The latest US CPI data indicates that the inflation level remained elevated in September, at 4.0% for core CPI and 5.5% for headline CPI, when comparing with the same period last year (source: US Department of Labor, 13 October 2021). On a positive note, average monthly increases in core CPI were much slower in Q3 (+0.2%) than in Q2 (+0.8%), based on our economists’ calculation. An initial spike in US Treasury yields faded – but not before depressing gold prices – and then dropped, aiding a turnaround in gold prices. The USD also eased, with the US Dollar Index (DXY) dropping 0.5%, lending support to gold which ended the day 1.9% higher (source: Bloomberg, 13 October 2021). In our precious metals analyst’s view, while the CPI data, in addition to easing in US Treasury yields and the USD, may be supportive of gold, the degree to which gold rallied is a little hard to explain. As such, further gains over the near term may be hard to come by, short of a steeper decline in US Treasury yields or the USD

Higher inflation or the threat of rising inflation is gold positive, but only if higher yields do not accompany inflation pressures, in our precious metals analyst’s view

There appears to be growing concern about inflation. Our economists think that the potential for an extended period of elevated rental increases is an important upside risk for US inflation, and prices for many household goods (such as furniture and appliances, and electronics) may also continue to see upward pressure from supply chain constraints. Earlier this week, the International Monetary Fund (IMF) Chief Economist Gita Gopinath said that while it was too early to talk about “stagflation”, central banks had to be “very, very vigilant” on inflation (source: Bloomberg, 12 October 2021). In our precious metals analyst’s view, comments on inflation from groups like the IMF may lend support to gold as they appear to be becoming more frequent. However, the scare over inflation could aid gold if US Treasury yields do not rise. Should yields move higher to offset inflation, the impact on gold would likely be more negative.
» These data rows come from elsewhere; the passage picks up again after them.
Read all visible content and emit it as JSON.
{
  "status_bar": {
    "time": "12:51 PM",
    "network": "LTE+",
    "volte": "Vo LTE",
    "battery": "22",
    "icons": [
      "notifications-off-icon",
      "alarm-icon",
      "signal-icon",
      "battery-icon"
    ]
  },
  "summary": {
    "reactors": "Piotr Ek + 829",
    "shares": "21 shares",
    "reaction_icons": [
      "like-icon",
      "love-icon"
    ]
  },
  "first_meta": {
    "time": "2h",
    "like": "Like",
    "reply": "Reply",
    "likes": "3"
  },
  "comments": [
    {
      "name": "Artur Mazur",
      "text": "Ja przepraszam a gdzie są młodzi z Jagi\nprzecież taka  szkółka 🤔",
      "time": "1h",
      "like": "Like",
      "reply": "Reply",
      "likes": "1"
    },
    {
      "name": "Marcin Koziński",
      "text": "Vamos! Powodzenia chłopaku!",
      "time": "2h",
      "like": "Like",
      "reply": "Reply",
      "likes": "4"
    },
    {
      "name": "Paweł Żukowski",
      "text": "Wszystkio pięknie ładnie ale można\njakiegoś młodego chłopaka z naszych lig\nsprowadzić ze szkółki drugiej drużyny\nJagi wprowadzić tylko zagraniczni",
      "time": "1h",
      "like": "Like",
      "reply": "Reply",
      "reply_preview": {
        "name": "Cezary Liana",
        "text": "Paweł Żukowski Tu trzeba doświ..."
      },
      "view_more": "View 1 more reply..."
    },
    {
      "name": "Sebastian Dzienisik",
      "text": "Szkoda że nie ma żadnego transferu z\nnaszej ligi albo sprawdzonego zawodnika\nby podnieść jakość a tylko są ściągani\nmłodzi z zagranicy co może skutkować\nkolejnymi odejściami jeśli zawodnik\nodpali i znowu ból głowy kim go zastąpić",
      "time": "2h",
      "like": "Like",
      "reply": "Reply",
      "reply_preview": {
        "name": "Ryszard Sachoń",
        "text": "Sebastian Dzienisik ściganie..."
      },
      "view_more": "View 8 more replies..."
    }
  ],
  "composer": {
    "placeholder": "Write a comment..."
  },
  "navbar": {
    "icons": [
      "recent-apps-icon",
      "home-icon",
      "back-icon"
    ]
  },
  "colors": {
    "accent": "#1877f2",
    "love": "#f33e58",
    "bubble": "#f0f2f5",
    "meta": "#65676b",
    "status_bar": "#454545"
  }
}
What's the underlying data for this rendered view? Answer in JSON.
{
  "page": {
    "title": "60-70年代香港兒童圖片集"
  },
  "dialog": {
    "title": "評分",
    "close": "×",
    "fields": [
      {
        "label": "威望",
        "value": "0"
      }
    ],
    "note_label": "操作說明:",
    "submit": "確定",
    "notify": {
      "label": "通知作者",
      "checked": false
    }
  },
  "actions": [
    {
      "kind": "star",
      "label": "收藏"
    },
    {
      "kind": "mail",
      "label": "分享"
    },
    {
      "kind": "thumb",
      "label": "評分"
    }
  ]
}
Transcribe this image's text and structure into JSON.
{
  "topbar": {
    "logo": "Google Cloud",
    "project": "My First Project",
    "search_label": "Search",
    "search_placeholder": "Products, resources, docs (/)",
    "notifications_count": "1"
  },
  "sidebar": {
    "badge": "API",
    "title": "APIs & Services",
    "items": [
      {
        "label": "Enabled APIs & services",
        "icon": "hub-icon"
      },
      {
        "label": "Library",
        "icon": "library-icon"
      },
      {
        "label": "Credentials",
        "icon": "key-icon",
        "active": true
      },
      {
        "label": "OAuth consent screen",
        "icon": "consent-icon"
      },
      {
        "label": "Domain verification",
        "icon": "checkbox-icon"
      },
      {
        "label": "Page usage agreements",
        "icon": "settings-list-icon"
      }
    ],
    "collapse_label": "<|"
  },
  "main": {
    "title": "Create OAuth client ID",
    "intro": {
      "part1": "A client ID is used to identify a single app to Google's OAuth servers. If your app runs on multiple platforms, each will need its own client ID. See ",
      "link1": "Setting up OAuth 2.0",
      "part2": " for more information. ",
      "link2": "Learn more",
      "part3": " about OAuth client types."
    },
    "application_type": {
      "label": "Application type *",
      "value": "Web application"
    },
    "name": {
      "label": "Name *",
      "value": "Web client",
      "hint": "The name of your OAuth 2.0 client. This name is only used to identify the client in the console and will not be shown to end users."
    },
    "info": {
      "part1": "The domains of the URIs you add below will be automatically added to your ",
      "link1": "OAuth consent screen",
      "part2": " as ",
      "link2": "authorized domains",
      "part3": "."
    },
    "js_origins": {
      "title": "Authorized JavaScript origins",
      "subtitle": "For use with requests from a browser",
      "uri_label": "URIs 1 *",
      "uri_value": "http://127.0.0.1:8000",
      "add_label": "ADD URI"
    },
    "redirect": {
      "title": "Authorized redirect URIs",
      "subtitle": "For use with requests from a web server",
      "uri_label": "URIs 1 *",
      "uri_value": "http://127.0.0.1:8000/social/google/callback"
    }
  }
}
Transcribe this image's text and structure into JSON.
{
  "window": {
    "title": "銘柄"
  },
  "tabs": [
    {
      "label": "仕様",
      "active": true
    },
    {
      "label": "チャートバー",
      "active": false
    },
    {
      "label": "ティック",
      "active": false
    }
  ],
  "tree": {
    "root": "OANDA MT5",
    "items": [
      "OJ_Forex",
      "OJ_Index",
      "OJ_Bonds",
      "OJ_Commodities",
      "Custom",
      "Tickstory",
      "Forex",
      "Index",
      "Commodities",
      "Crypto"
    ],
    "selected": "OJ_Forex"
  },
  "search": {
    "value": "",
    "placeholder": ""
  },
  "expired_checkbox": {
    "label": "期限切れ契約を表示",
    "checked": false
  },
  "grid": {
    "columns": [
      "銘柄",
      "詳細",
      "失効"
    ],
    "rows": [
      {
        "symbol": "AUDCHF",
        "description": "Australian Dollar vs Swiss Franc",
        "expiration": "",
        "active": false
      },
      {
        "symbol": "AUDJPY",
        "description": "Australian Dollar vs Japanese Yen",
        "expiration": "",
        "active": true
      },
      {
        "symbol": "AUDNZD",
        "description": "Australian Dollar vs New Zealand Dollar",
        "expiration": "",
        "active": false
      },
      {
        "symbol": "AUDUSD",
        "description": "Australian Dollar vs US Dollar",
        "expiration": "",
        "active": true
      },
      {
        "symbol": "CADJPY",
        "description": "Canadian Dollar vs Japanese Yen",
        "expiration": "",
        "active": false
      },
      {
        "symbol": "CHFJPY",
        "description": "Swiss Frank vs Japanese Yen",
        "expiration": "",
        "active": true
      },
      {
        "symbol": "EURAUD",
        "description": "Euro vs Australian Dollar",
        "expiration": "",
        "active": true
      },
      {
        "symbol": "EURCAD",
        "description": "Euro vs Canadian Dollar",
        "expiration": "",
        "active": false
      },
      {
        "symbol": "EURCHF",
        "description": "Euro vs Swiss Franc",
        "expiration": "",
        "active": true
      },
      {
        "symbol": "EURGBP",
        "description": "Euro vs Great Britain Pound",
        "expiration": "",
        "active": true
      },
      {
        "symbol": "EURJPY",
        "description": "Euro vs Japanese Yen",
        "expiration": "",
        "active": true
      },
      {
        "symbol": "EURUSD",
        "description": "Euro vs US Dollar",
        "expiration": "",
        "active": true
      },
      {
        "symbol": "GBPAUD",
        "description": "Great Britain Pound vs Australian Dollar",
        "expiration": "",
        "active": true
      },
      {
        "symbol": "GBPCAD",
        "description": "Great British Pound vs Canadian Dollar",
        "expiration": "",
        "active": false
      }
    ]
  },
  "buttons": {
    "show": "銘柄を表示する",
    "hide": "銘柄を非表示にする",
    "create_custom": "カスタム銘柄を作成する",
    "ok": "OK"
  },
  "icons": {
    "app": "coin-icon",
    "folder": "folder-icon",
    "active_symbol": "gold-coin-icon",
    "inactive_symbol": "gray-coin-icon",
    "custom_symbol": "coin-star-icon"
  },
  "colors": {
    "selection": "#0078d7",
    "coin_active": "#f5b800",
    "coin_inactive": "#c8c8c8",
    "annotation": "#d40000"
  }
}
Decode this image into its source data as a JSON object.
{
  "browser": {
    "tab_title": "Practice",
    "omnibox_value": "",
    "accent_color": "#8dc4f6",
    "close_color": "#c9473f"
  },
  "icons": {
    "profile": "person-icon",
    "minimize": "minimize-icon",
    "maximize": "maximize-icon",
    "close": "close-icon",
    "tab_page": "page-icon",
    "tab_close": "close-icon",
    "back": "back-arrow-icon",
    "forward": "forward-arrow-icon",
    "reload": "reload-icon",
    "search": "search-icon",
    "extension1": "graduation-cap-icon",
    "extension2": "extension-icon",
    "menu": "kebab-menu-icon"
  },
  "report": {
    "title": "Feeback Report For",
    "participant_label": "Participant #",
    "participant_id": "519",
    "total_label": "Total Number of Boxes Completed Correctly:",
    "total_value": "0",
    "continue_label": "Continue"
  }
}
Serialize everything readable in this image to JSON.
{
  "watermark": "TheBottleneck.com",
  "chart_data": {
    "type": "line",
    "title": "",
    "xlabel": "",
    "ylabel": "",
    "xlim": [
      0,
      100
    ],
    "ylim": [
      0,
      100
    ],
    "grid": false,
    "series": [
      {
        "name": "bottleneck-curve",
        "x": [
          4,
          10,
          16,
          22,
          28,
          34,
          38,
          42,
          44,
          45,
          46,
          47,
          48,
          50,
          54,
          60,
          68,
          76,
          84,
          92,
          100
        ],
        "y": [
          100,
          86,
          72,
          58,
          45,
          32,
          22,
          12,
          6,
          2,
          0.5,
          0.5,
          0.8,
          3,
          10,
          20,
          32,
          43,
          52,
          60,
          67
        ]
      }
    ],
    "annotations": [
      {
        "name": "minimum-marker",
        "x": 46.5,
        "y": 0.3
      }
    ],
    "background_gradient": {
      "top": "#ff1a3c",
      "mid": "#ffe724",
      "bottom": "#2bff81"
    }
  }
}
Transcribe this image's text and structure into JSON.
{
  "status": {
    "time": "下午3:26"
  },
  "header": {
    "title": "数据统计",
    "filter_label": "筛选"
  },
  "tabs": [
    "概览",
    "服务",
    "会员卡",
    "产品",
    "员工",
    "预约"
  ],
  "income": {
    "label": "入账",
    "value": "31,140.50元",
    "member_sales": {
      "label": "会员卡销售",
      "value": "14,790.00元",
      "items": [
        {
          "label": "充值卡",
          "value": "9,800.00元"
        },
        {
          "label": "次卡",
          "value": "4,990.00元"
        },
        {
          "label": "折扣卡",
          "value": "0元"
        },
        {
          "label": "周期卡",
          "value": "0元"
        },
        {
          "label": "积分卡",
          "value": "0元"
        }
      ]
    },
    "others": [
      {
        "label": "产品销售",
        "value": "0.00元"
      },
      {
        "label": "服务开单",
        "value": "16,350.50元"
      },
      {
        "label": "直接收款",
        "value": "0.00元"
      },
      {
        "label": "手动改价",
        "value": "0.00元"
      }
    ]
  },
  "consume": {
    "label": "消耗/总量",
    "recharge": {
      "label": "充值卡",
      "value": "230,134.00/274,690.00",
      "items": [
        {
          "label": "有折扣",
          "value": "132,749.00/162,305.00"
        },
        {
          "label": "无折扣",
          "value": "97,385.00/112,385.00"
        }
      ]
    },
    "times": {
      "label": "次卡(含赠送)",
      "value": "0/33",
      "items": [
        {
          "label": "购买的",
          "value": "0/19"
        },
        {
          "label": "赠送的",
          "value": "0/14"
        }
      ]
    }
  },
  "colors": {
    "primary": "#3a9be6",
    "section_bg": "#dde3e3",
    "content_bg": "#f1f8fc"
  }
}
Gold faces gradual withdrawal of monetary and fiscal support

Our precious metals analyst thinks that global monetary and fiscal policies are no longer outright supportive of gold in the US or globally. With the era of ultra-loose monetary policies coming to an end and fiscal stimulus being pulled back, gold investment is down. The Federal Reserve (Fed) has shifted clearly towards a tapering path in the near future. This is negative for gold and will likely put up headwinds to rallies, but the market is already forewarned. The Federal Open Market Committee (FOMC) minutes of the 21-22 September policy meeting, released on 14 October 2am HKT, signalled the Fed could start reducing asset purchases in mid-November, and the 18 FOMC participants are now evenly split on a rate hike in 2022. 

We expect the USD to strengthen gradually

We still believe the USD is gradually transitioning to a stronger path due to the slowdown in global growth and the Fed’s path towards normalisation. A gradually stronger USD could be mildly negative for gold, according to our precious metals analyst.